Thoughts   Before Ever After by Samantha Sotto, Crown Publisher New York 2011, an eBook so… not sure how many pages – goodreads says 260 which means I had the font a bit bigger because mine shows 312.

Book Club “The Bookies” Choice for December 29 Meeting

FIRST SENTENCE:  “Jasmine. It was not Max Gallus’s top choice for his last thought, but it would have to do.”


WHAT’s it ABOUT:  In this chicklit romance story about immortality but NOT vampires, Shelley is our hapless-but-adorable heroine who runs away from her life to take an offbeat tour of Europe, ultimately falling in love with Max, the tour guide.

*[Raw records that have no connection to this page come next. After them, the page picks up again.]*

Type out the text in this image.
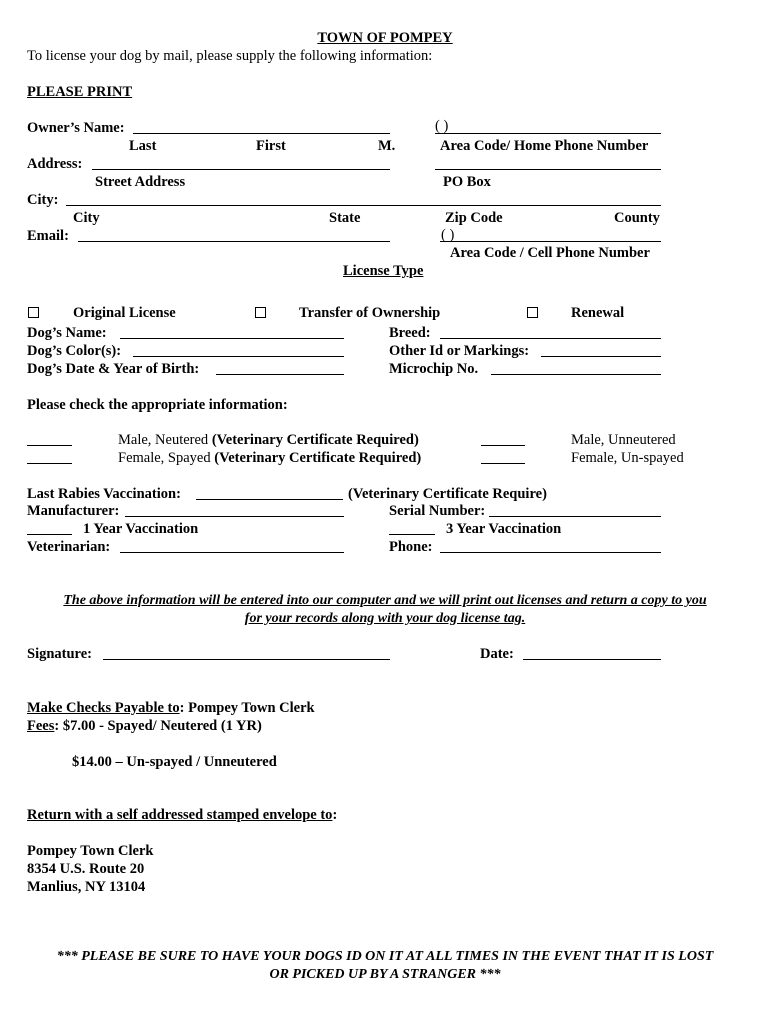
TOWN OF POMPEY
To license your dog by mail, please supply the following information:
PLEASE PRINT
Owner’s Name:	( )
Last	First	M.	Area Code/ Home Phone Number
Address:
Street Address	PO Box
City:
City	State	Zip Code	County
Email:	( )
Area Code / Cell Phone Number
License Type
Original License	Transfer of Ownership	Renewal
Dog’s Name:	Breed:
Dog’s Color(s):	Other Id or Markings:
Dog’s Date & Year of Birth:	Microchip No.
Please check the appropriate information:
Male, Neutered (Veterinary Certificate Required)	Male, Unneutered
Female, Spayed (Veterinary Certificate Required)	Female, Un-spayed
Last Rabies Vaccination:	(Veterinary Certificate Require)
Manufacturer:	Serial Number:
1 Year Vaccination	3 Year Vaccination
Veterinarian:	Phone:
The above information will be entered into our computer and we will print out licenses and return a copy to you
for your records along with your dog license tag.
Signature:	Date:
Make Checks Payable to: Pompey Town Clerk
Fees: $7.00 - Spayed/ Neutered (1 YR)
$14.00 – Un-spayed / Unneutered
Return with a self addressed stamped envelope to:
Pompey Town Clerk
8354 U.S. Route 20
Manlius, NY 13104
*** PLEASE BE SURE TO HAVE YOUR DOGS ID ON IT AT ALL TIMES IN THE EVENT THAT IT IS LOST
OR PICKED UP BY A STRANGER ***
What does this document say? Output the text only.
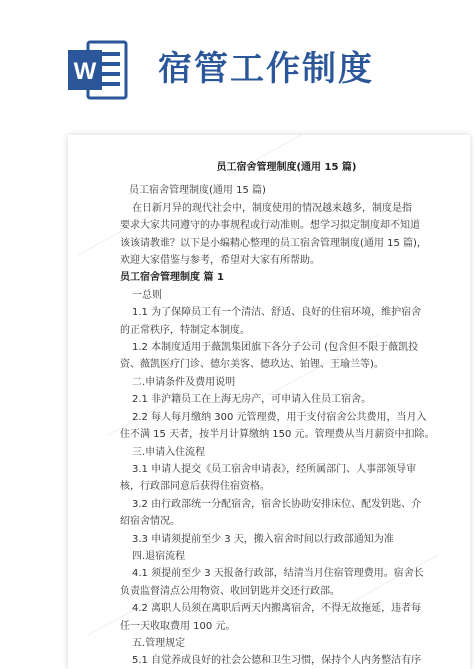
W 宿管工作制度
员工宿舍管理制度(通用 15 篇)
员工宿舍管理制度(通用 15 篇)
在日新月异的现代社会中，制度使用的情况越来越多，制度是指
要求大家共同遵守的办事规程或行动准则。想学习拟定制度却不知道
该该请教谁？以下是小编精心整理的员工宿舍管理制度(通用 15 篇)，
欢迎大家借鉴与参考，希望对大家有所帮助。
员工宿舍管理制度 篇 1
一总则
1.1 为了保障员工有一个清洁、舒适、良好的住宿环境，维护宿舍
的正常秩序，特制定本制度。
1.2 本制度适用于薇凯集团旗下各分子公司 (包含但不限于薇凯投
资、薇凯医疗门诊、德尔美客、德玖达、铂锂、王瑜兰等)。
二.申请条件及费用说明
2.1 非沪籍员工在上海无房产，可申请入住员工宿舍。
2.2 每人每月缴纳 300 元管理费，用于支付宿舍公共费用，当月入
住不满 15 天者，按半月计算缴纳 150 元。管理费从当月薪资中扣除。
三.申请入住流程
3.1 申请人提交《员工宿舍申请表》，经所属部门、人事部领导审
核，行政部同意后获得住宿资格。
3.2 由行政部统一分配宿舍，宿舍长协助安排床位、配发钥匙、介
绍宿舍情况。
3.3 申请须提前至少 3 天，搬入宿舍时间以行政部通知为准
四.退宿流程
4.1 须提前至少 3 天报备行政部，结清当月住宿管理费用。宿舍长
负责监督清点公用物资、收回钥匙并交还行政部。
4.2 离职人员须在离职后两天内搬离宿舍，不得无故拖延，违者每
任一天收取费用 100 元。
五.管理规定
5.1 自觉养成良好的社会公德和卫生习惯，保持个人内务整洁有序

But that doesn’t necessarily mean they figure it out easy-peasy.

WHAT’s GOOD:  The travel pieces from the non-typical spots of Europe entwined with story bits of ancestors who lived through little-known historical events were entertaining, descriptive and informative.   Seeing how well this book is being received, I bet Sotto has a promising career ahead.  I hope her writing gets tighter and less embellished.  Pacing was good; I can say that.  The book does a lot of back and forth between NOW and THEN and it works well.

And since I have an interest in mosaics, I was pleased to see this mentioned in the story.


WHAT’s NOT so good:  OOoo boy. I didn’t fall into this like I hoped. I wanted to, but truthfully found it difficult to root for our poor Shelley and sympathize with her apprehensions about love. I never did get much sense of Max. Or his chickens. HOWEVER, if you want a light and sappy tale of resisting love and then saying ‘what the heck – go for it’, you might enjoy the humor and the silliness and get your heartstrings tugged despite the over-abundance of amber-colored eyes. And chickens.

FINAL THOUGHTS:  Overall, I enjoyed it but at times I had to squash my picky inner booksnob critic.  The author has charmed me –  she likely has a fun sense of humor.  Three slices of pie: QUICHE, of course!

“Yes. The good news is that we woke up,” Max said. “Today is a new day, and I, for one, have decided to live it. I strongly urge you to do the same.”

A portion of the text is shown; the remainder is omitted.